1 - Il faut distinguer les prêts bilatéraux (11, 9Mds pour la France) qui ont fait l’objet, pour les financer, d’émission d’obligations (donc de dette de l’Etat).
Ces prêts bilatéraux ont été consentis à la Grèce moyennant des taux d’intérêt de 5,2% en 2010 et de 4, 2% en 2011. La France, elle, empruntait à cette période (OAT à 10 ans) à 2,8% en moyenne. Le différentiel entre les taux a constitué un profit pour l’Etat français. Le défaut sur ces prêts n’ajouterait, ni n’enlèverait rien de plus aux contribuables français.

On peut également s’interroger, dans le cadre d’un audit des dettes et créances françaises, cette fois, sur la légitimité de ces créances envers la Grèce, comme de celles que la France a envers plusieurs pays du Sud.

2 - Il y a ensuite les garanties qu’a signé la France dans le cadre du MES. Ces garanties ne lui ont pas coûté un cent d’euro puisque le MES émet des emprunts auprès des banques privées, emprunts que l’Etat grec rembourse. C’est de là que viennent les tranches attendues par la Grèce et qui servent au chantage de l’Eurogroup aujourd’hui.
Ces garanties, comme le MES, doivent être dénoncées car participant à la paupérisation du peuple grec.
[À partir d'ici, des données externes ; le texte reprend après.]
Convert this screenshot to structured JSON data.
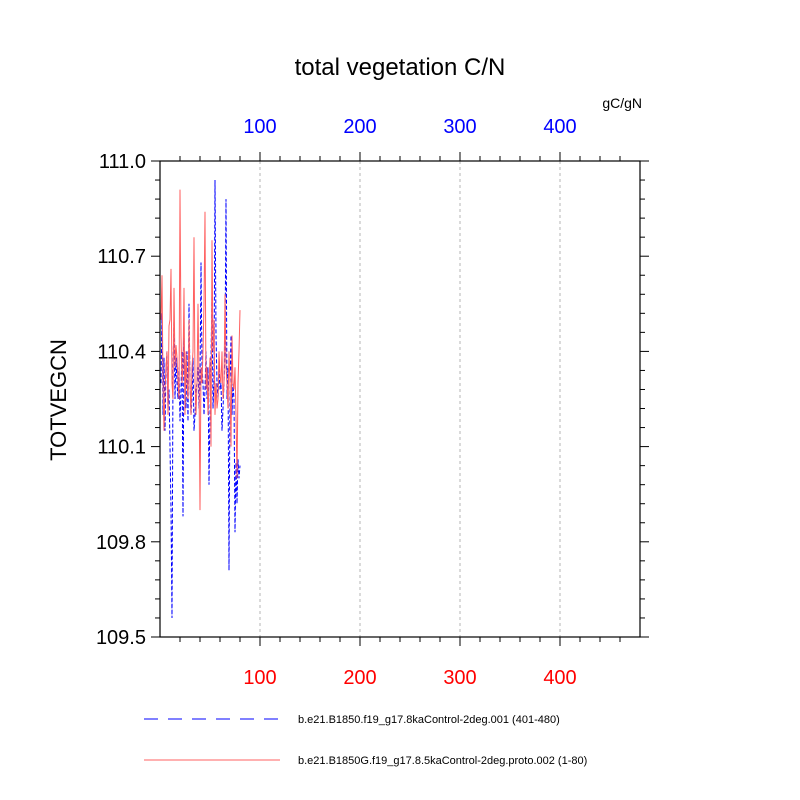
{
  "chart_data": {
    "type": "line",
    "title": "total vegetation C/N",
    "ylabel": "TOTVEGCN",
    "units": "gC/gN",
    "xlim": [
      0,
      480
    ],
    "ylim": [
      109.5,
      111.0
    ],
    "yticks": [
      109.5,
      109.8,
      110.1,
      110.4,
      110.7,
      111.0
    ],
    "ytick_labels": [
      "109.5",
      "109.8",
      "110.1",
      "110.4",
      "110.7",
      "111.0"
    ],
    "top_xticks": [
      100,
      200,
      300,
      400
    ],
    "top_xtick_labels": [
      "100",
      "200",
      "300",
      "400"
    ],
    "top_axis_color": "#0000ff",
    "bottom_xticks": [
      100,
      200,
      300,
      400
    ],
    "bottom_xtick_labels": [
      "100",
      "200",
      "300",
      "400"
    ],
    "bottom_axis_color": "#ff0000",
    "grid": "vertical dashed at major ticks",
    "legend_position": "bottom",
    "series": [
      {
        "name": "b.e21.B1850.f19_g17.8kaControl-2deg.001 (401-480)",
        "color": "#0000ff",
        "dash": "dashed",
        "x": [
          1,
          2,
          3,
          4,
          5,
          6,
          7,
          8,
          9,
          10,
          11,
          12,
          13,
          14,
          15,
          16,
          17,
          18,
          19,
          20,
          21,
          22,
          23,
          24,
          25,
          26,
          27,
          28,
          29,
          30,
          31,
          32,
          33,
          34,
          35,
          36,
          37,
          38,
          39,
          40,
          41,
          42,
          43,
          44,
          45,
          46,
          47,
          48,
          49,
          50,
          51,
          52,
          53,
          54,
          55,
          56,
          57,
          58,
          59,
          60,
          61,
          62,
          63,
          64,
          65,
          66,
          67,
          68,
          69,
          70,
          71,
          72,
          73,
          74,
          75,
          76,
          77,
          78,
          79,
          80
        ],
        "y": [
          110.3,
          110.52,
          110.2,
          110.38,
          110.15,
          110.35,
          110.4,
          110.22,
          110.28,
          110.1,
          109.9,
          109.56,
          110.35,
          110.5,
          110.25,
          110.38,
          110.3,
          110.25,
          110.35,
          110.18,
          110.28,
          110.4,
          109.88,
          110.45,
          110.3,
          110.22,
          110.4,
          110.18,
          110.55,
          110.3,
          110.2,
          110.25,
          110.38,
          110.15,
          110.2,
          110.28,
          110.3,
          110.35,
          110.22,
          110.3,
          110.68,
          110.35,
          110.3,
          110.2,
          110.28,
          110.4,
          110.25,
          110.35,
          109.98,
          110.2,
          110.38,
          110.58,
          110.22,
          110.3,
          110.94,
          110.45,
          110.3,
          110.25,
          110.35,
          110.28,
          110.3,
          110.15,
          110.22,
          110.3,
          110.4,
          110.88,
          110.25,
          110.35,
          109.71,
          110.28,
          110.45,
          110.2,
          110.3,
          110.25,
          109.83,
          110.05,
          109.92,
          110.06,
          110.0,
          110.04
        ]
      },
      {
        "name": "b.e21.B1850G.f19_g17.8.5kaControl-2deg.proto.002 (1-80)",
        "color": "#ff6060",
        "dash": "solid",
        "x": [
          1,
          2,
          3,
          4,
          5,
          6,
          7,
          8,
          9,
          10,
          11,
          12,
          13,
          14,
          15,
          16,
          17,
          18,
          19,
          20,
          21,
          22,
          23,
          24,
          25,
          26,
          27,
          28,
          29,
          30,
          31,
          32,
          33,
          34,
          35,
          36,
          37,
          38,
          39,
          40,
          41,
          42,
          43,
          44,
          45,
          46,
          47,
          48,
          49,
          50,
          51,
          52,
          53,
          54,
          55,
          56,
          57,
          58,
          59,
          60,
          61,
          62,
          63,
          64,
          65,
          66,
          67,
          68,
          69,
          70,
          71,
          72,
          73,
          74,
          75,
          76,
          77,
          78,
          79,
          80
        ],
        "y": [
          110.5,
          110.64,
          110.3,
          110.15,
          110.28,
          110.35,
          110.4,
          110.2,
          110.48,
          110.5,
          110.66,
          110.3,
          110.25,
          110.6,
          110.35,
          110.42,
          110.38,
          110.3,
          110.25,
          110.91,
          110.45,
          110.3,
          110.35,
          110.6,
          110.2,
          110.4,
          110.3,
          110.25,
          110.5,
          110.3,
          110.2,
          110.35,
          110.4,
          110.76,
          110.3,
          110.2,
          110.3,
          110.55,
          110.32,
          109.9,
          110.35,
          110.3,
          110.4,
          110.55,
          110.84,
          110.28,
          110.35,
          110.2,
          110.3,
          110.38,
          110.1,
          110.75,
          110.4,
          110.5,
          110.2,
          110.3,
          110.22,
          110.25,
          110.4,
          110.32,
          110.3,
          110.4,
          110.25,
          110.3,
          110.58,
          110.35,
          110.3,
          110.22,
          110.4,
          110.3,
          110.1,
          110.45,
          110.3,
          110.28,
          110.35,
          110.2,
          110.0,
          110.3,
          110.4,
          110.53
        ]
      }
    ]
  }
}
Pour conclure cette introduction au débat, je voudrais réaffirmer que le meilleur soutien que nous puissions apporter au peuple grec est de nous mobiliser contre notre patronat et notre gouvernement, d’œuvrer à un audit de la dette publique française, dans une logique anti austéritaire et de solidarité internationale.

Je vous remercie


Proposition complète (Syriza : « Un grain de sable dans l’engrenage » 3 février par Eric Toussaint

Réforme monétaire redistributive

Une redistribution des richesses peut également être réalisée par le biais d’une réforme monétaire appropriée. Sans développer ici, on peut s’inspirer de la réforme monétaire réalisée après la Seconde Guerre mondiale par le gouvernement belge ou, à un autre coin de la planète et à une autre époque, par les autorités nicaraguayennes en 1985. Elle vise à opérer une ponction notamment sur les revenus de ceux et celles qui se sont enrichis sur le dos des autres. Le principe est simple : il s’agit, lors d’un changement de monnaie, de ne garantir la parité automatique entre l’ancienne et la nouvelle monnaie (un ancien euro contre un nouveau drachme par exemple) que jusqu’à un certain plafond.

Au-dessus de ce plafond, la somme excédentaire doit être placée sur un compte bloqué et son origine, justifiée et authentifiée. En principe, ce qui excède le plafond fixé est changé à un taux moins favorable (par exemple : deux anciens euros contre un nouveau drachme) ; en cas d’origine délictueuse avérée, la somme peut être saisie. Une telle réforme monétaire permet de répartir une partie de la richesse de manière plus juste socialement. Un autre objectif de la réforme est de diminuer la masse monétaire en circulation de manière à lutter contre des tendances inflationnistes. Pour qu’elle soit efficace, il faut avoir établi un contrôle strict sur les mouvements de capitaux et sur les changes.

Voici un exemple (bien sûr les barèmes indiqués peuvent être largement modifiés après une étude sérieuse de la répartition de l’épargne liquide des ménages et l’adoption de critères rigoureux) :

1€ s’échangerait contre 1 Drachme nouveau jusqu’à 200 000 €

1€ = 0,7 Drachme nouveau entre 200 000 et 250 000 €

1€ = 0,6 Drachme nouveau entre 250 000 et 350 000 €

1€ = 0,5 Drachme nouveau entre 350 000 et 500 000 €

1€ = 0,4 Drachme nouveau entre 500 000 et 600 000 €

1€ = 0,2 Drachme nouveau au dessus de 600 000 €

1€ = 0,1 Drachme nouveau au dessus d’un million d’euros

Si un foyer a 200 000 € en liquide, il obtient en échange 200 000 Drachmes nouveaux

S’il a 250 000 €, il obtient 200 000 + 35.000 = 235 000 Drachmes nouveaux (D.n.)

S’il a 350 000 €, il obtient 200 000 + 35 000 + 60 000 = 295 000 D.n.

S’il a 500 000 €, il obtient 200 000 + 35 000 + 60 000 + 75 000 = 370 000 D. n.

S’il a 600 000 €, il obtient 200 000 + 35 000 + 60 000 + 75 000 + 40 000 = 415 000 D.n.

S’il a 1 million €, il obtient 415 000 + 80 000 = 495 000 D.n.

S’il a 2 millions €, il obtient 415 000 + 80 000 + 100 000 = 595 000 D.n.


Pascal Franchet, vice président du CADTM France, à Rouen le 19 mars 2015.